Sedangkan ayah Duta, Jefri Ratuedo, masih dalam kondisi koma di ruang ICU RS Thamrin Jakarta. Selasa malam, korban dirujuk dari RS Thamrin Cileungsi Bogor ke RS Thamrin Jakarta. Sebab, peralatan untuk memasukan oksigen ke otak korban, lebih lengkap di RS Thamrin Jakarta.

"Korban masih koma. Sempat sadar, lalu hilang lagi. Kalangan medis rumah sakit, menghawatirkan ada kerusakan permanen pada otak karyawan PT Holcim tersebut," tambahnya.  

 

Endah Jefri ditemukan dalam kondisi mengenaskan di lantai kamar mandi yang besatu dengan kamar tidur, pada Minggu (27/2/2011) sekitar pukul 13.00. Endah sudah dalam keadaan meninggal dunia dengan cedera berat pada kepala belakangnya akibat benturan benda tumpul.

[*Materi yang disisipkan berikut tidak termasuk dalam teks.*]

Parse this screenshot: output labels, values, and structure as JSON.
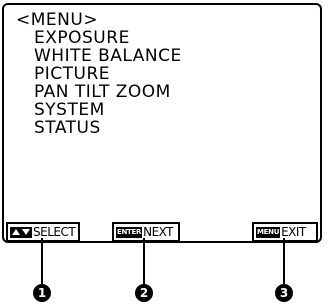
{
  "menu": {
    "title": "<MENU>",
    "items": [
      {
        "label": "EXPOSURE"
      },
      {
        "label": "WHITE BALANCE"
      },
      {
        "label": "PICTURE"
      },
      {
        "label": "PAN TILT ZOOM"
      },
      {
        "label": "SYSTEM"
      },
      {
        "label": "STATUS"
      }
    ]
  },
  "buttons": {
    "select": {
      "icon": "up-down-arrows-icon",
      "label": "SELECT"
    },
    "next": {
      "icon_text": "ENTER",
      "label": "NEXT"
    },
    "exit": {
      "icon_text": "MENU",
      "label": "EXIT"
    }
  },
  "callouts": [
    "1",
    "2",
    "3"
  ]
}
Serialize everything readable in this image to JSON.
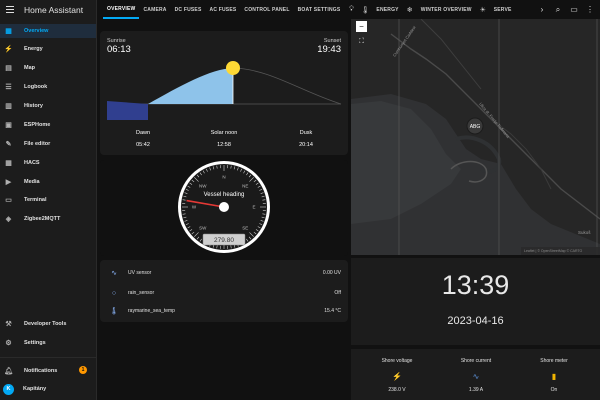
{
  "app": {
    "title": "Home Assistant"
  },
  "sidebar": {
    "items": [
      {
        "label": "Overview",
        "icon": "dashboard-icon"
      },
      {
        "label": "Energy",
        "icon": "lightning-icon"
      },
      {
        "label": "Map",
        "icon": "map-icon"
      },
      {
        "label": "Logbook",
        "icon": "logbook-icon"
      },
      {
        "label": "History",
        "icon": "history-icon"
      },
      {
        "label": "ESPHome",
        "icon": "esphome-icon"
      },
      {
        "label": "File editor",
        "icon": "wrench-icon"
      },
      {
        "label": "HACS",
        "icon": "hacs-icon"
      },
      {
        "label": "Media",
        "icon": "media-icon"
      },
      {
        "label": "Terminal",
        "icon": "terminal-icon"
      },
      {
        "label": "Zigbee2MQTT",
        "icon": "zigbee-icon"
      }
    ],
    "developer_tools": "Developer Tools",
    "settings": "Settings",
    "notifications": "Notifications",
    "notification_count": "1",
    "user_name": "Kapitány",
    "user_initial": "K"
  },
  "tabs": [
    "OVERVIEW",
    "CAMERA",
    "DC FUSES",
    "AC FUSES",
    "CONTROL PANEL",
    "BOAT SETTINGS",
    "ENERGY",
    "WINTER OVERVIEW",
    "SERVE"
  ],
  "sun": {
    "sunrise_label": "Sunrise",
    "sunrise_time": "06:13",
    "sunset_label": "Sunset",
    "sunset_time": "19:43",
    "dawn_label": "Dawn",
    "dawn_time": "05:42",
    "noon_label": "Solar noon",
    "noon_time": "12:58",
    "dusk_label": "Dusk",
    "dusk_time": "20:14"
  },
  "gauge": {
    "title": "Vessel heading",
    "value": "279.80",
    "heading_deg": 279.8,
    "marks": [
      "N",
      "NE",
      "E",
      "SE",
      "S",
      "SW",
      "W",
      "NW"
    ]
  },
  "sensors": [
    {
      "name": "UV sensor",
      "value": "0.00 UV",
      "icon": "wave-icon"
    },
    {
      "name": "rain_sensor",
      "value": "Off",
      "icon": "circle-icon"
    },
    {
      "name": "raymarine_sea_temp",
      "value": "15.4 °C",
      "icon": "thermometer-icon"
    }
  ],
  "map": {
    "marker": "ABG",
    "labels": [
      "Cumhuriyet Caddesi",
      "Ulica dr. Franje Tuđmana",
      "Sukoš"
    ],
    "attribution": "Leaflet | © OpenStreetMap © CARTO",
    "zoom_out": "−"
  },
  "clock": {
    "time": "13:39",
    "date": "2023-04-16"
  },
  "shore": [
    {
      "label": "Shore voltage",
      "value": "238.0 V",
      "icon": "voltage-icon",
      "color": "#5b8fd6"
    },
    {
      "label": "Shore current",
      "value": "1.39 A",
      "icon": "current-icon",
      "color": "#5b8fd6"
    },
    {
      "label": "Shore meter",
      "value": "On",
      "icon": "meter-icon",
      "color": "#f0b400"
    }
  ],
  "colors": {
    "accent": "#03a9f4",
    "sun": "#fdd835",
    "day": "#8ec3ea",
    "night": "#303f8f"
  }
}
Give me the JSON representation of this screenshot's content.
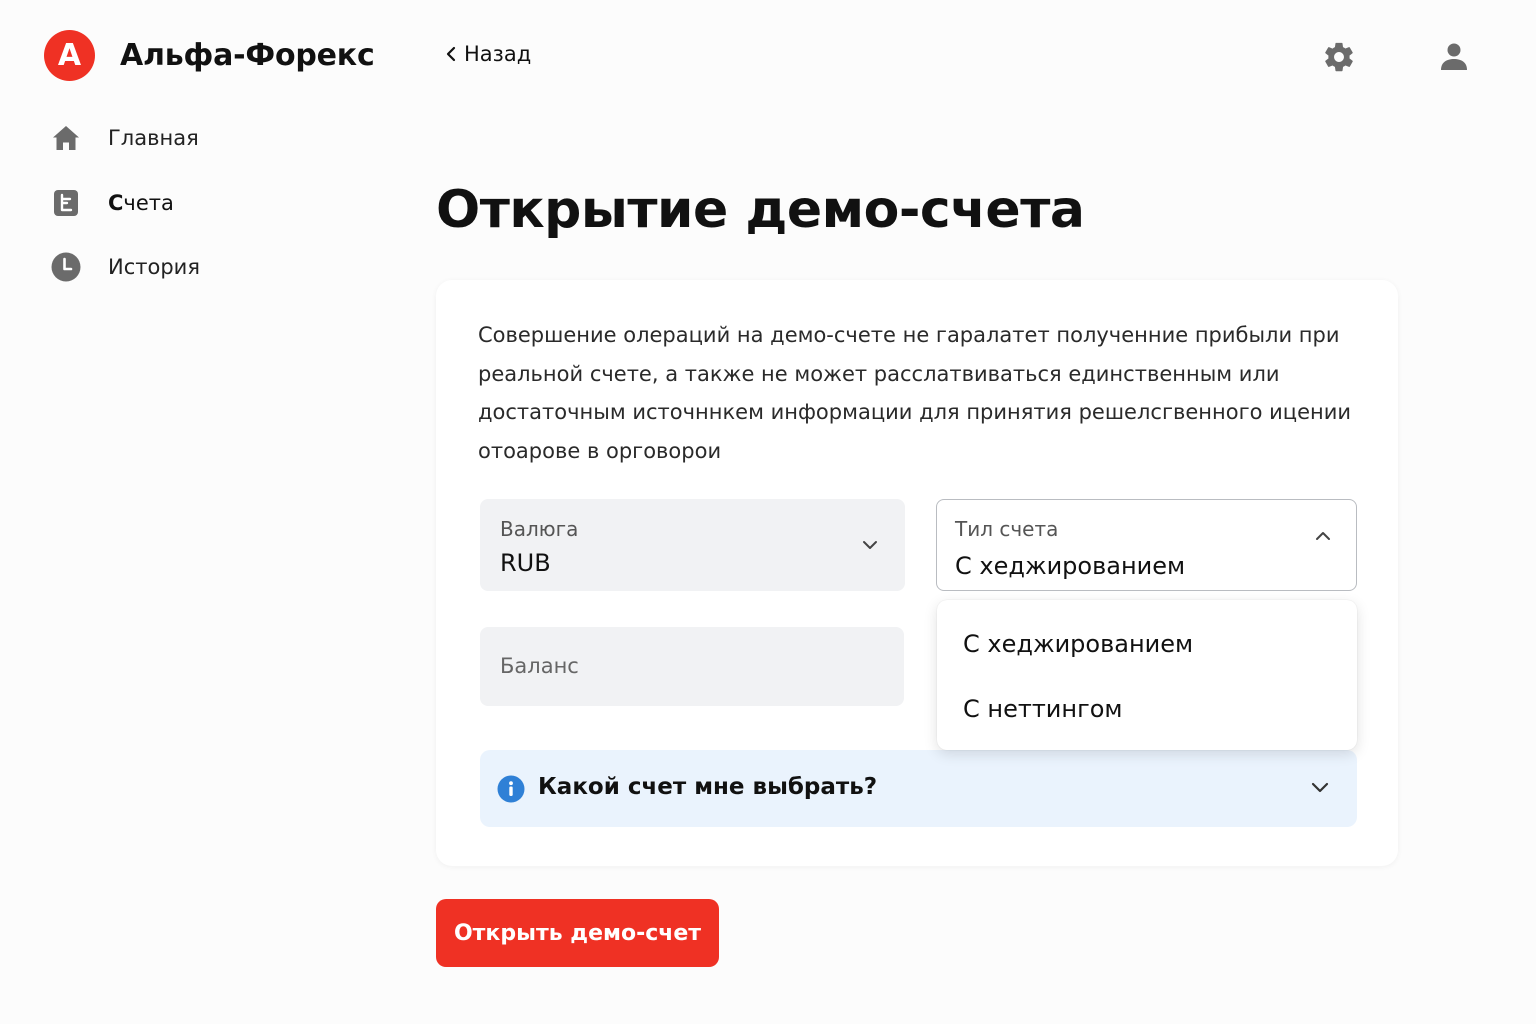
{
  "brand": {
    "logo_letter": "А",
    "name": "Альфа-Форекс",
    "color": "#ef3124"
  },
  "header": {
    "back_label": "Назад",
    "settings_icon": "gear-icon",
    "profile_icon": "user-icon"
  },
  "sidebar": {
    "items": [
      {
        "label": "Главная",
        "icon": "home-icon",
        "active": false
      },
      {
        "label_first": "С",
        "label_rest": "чета",
        "icon": "accounts-icon",
        "active": true
      },
      {
        "label": "История",
        "icon": "clock-icon",
        "active": false
      }
    ]
  },
  "page": {
    "title": "Открытие демо-счета"
  },
  "form": {
    "description": "Совершение олераций на демо-счете не гаралатет полученние прибыли при реальной счете, а также не может расслатвиваться единственным или достаточным источннкем информации для принятия решелсгвенного ицении отоарове в орговорои",
    "currency": {
      "label": "Валюга",
      "value": "RUB"
    },
    "account_type": {
      "label": "Тил счета",
      "value": "С хеджированием",
      "options": [
        "С хеджированием",
        "С неттингом"
      ]
    },
    "balance": {
      "placeholder": "Баланс"
    },
    "hint": {
      "label": "Какой счет мне выбрать?",
      "icon": "info-icon",
      "color": "#2f80d6",
      "background": "#eaf3fd"
    }
  },
  "cta": {
    "label": "Открыть демо-счет",
    "color": "#ef3124"
  }
}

Sedangkan, Jefri dalam keadaan tidak sadar diri dengan kaki kanan patah dan ada luka bekas jeratan di lehernya. Polisi juga menemukan kabel bekas setrika listik dan selang air shower yang terikat menggantung di kayu kaso plafon kamar mandi.  

 

"Kami pastikan peristiwa itu bukan berlatar belakang perampokan. Tidak ada barang korban yang hilang, termasuk mobilnya masih utuh. Kami menduga, peristiwa tragis ini masalah kekerasan dalam rumah tangga, walaupun pemicunya belum jelas, karena korban masih koma dan keluarga besarnya pun tidak tahu. Dari kantonya, kami dapat penjelasan, korban tidak punya masalah dalam urusan kerja," kata Purnomo.  

 

Coba Bangunkan Ibu

Adapun dari obrolan polwan penyidik dengan Duta, lanjut Purnomo, terungkap, Duta dan adiknya, Michael (4), pada hari Jumat dan Sabtu, seperti biasanya bangun pagi. Keduanya tidur di kamar terpisah dengan kamar tidur orangtuanya.  

 

Dua pagi itu, Duta sarapan pagi bersama adiknya, dengan makanan yang ada di dapur, tanpa ditemani orang tuanya. Orangtuanya masih ada di dalam kamar yang pintunya terkunci. Duta lalu pergi sekolah meninggalkan adiknya di kamar. Pulang sekolah, Duta hanya menemui adiknya. Kedua nya makan mi instan yang dibuat duta, atau jajanan yang dibeli Duta.  

 

"Duta tahu orang tuanya ada di dalam kamar, tetapi menganggapnya biasa saja. Dia tidak berani buka pintu kamar. Pada Minggu (6/2/2011), karena ibunya tidak keluar juga dari kamar, Duta baru berani melongok ke kamar tidur orangtuanya dari jendela kecil," ungkap Purnomo.  

 

Dari jendela itu, Duta melihat ibunya terlentang antara kamar mandi dan kamar tidur. Kepala ibunya ada di lantai kamar tidur, badan dan kakinya di lantai kamar mandi. Duta lalu memberanikan diri membuka paksa kamar tidur orangtuanya itu, dengan menendang-nendang pintunya sampai terbuka. Ia pun masuk kamar, lalu melihat juga ayahnya yang terlentang di kamar mandi.  

 

"Duta juga bilang, ia menguncang-guncang tubuh ibunya agar bangun. Ia juga mengambil HP ayahnya, karena sang ayah menyuruh menghubungi kantor dan membawa ibunya ke rumah sakit. Waktu kami sampai di lokasi, kami pastikan, ibunya sudah meninggal dunia dan sudah berbau karena mulai ada pembusukan. Ayahnya, masih bernafas tapi tidak ada responnya sama sekali," kata Purnomo.  

 

Karena Duta tidak bisa menelepon ke kantor ayahnya, ia lalu pergi ke rumah Ny Ratih, tetangga nya yang juga menjadi RT setempat. Kepada Ratih, Duta mengatakan ibunya tidak bisa banun karena sakit dan minta diantar ke kantor ayahnya. Ratih menilai sakit Endah biasa-biasa saja, lalu memanggil satpam permuhan untuk mengantar Duta ke kantor ayahnya.  

 

Ny Ratih, kata Kapolsek Jonggol, baru masuk ke rumah Endah Jefri bersama satpam, setelah Duta tiba bersama beberapa karyawan Holcim. Mereka mencium bau busuk ketika masuk rumah, dan sangat terkejut melihat pasangan suami isteri itu yang sudah terlentang di lantai. Melihat itu karyawan Holcim meminta semua keluar rumah dan menelepon Polsek Jonggol, meminta polisi segera datang.